On Fri, Sep 16, 2016 at 6:10 PM, Alex Elsayed eternaleye@gmail.com wrote:
(Yes, there is a typo in the last IPv6 address as well. https://trac.torproject.org/projects/tor/ticket/20153 )
Yes Tor is making some quite bad text representation issues so I added summary of them to this ticket.
- [FC00]/8 is _reserved by the IANA_, and beyond that, CJDNS is already
squatting on it. :/
As all their independant users are not really one 'AS number' like entity where the concept of 'local' policy would then apply to all, CJDNS does present some problems in this area. Possibly with interoperating with other IPv6 based overlay networks and adapters / tunnels. I hope they're aware of them. Unfortunately to fix I think they'd have to rearchitect, or at least renumber to squat elsewhere... both being rather unpalatable from their point of view. Specifically, if I recall, they're abusing the 'L' bit in the RFC, squatting the undefined 0. I don't think so but would have to double check if they're also stomping the 1. Obviously generating into a proper L=1 /48 is not practical.
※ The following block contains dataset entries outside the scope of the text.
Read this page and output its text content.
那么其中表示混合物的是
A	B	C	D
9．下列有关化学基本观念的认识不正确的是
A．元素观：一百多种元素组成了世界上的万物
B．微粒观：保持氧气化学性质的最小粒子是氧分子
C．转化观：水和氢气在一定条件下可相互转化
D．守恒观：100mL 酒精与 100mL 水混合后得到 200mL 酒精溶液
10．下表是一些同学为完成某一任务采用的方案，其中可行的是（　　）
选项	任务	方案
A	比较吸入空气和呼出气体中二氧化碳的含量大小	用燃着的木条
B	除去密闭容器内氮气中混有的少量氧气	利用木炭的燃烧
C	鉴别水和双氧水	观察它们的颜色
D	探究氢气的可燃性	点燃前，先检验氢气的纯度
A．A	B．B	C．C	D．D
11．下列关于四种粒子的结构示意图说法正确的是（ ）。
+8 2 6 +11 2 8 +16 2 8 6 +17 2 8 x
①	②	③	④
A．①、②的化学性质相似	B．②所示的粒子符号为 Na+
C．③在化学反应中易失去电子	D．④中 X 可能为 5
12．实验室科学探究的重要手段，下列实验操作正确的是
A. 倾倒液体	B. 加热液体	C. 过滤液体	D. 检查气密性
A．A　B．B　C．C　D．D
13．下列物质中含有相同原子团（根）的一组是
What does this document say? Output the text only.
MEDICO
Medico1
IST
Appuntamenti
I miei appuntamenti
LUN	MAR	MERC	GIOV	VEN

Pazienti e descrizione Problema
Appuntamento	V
As with the .onion and .i2p DNS reservations, I'd highly suggest CJDNS apply to IANA for a special /whatever they could then generate into.
Yes in general networks shouldn't ride on top of space others are legitimately using per RFC, such as the ULA space. Even riding on some unallocated unicast space outside 2000::/3 that IANA is unlikely to ever allocate to the global IPv6 routing table of host networks would be preferred over that. That is, if you don't apply for a special purpose allocation.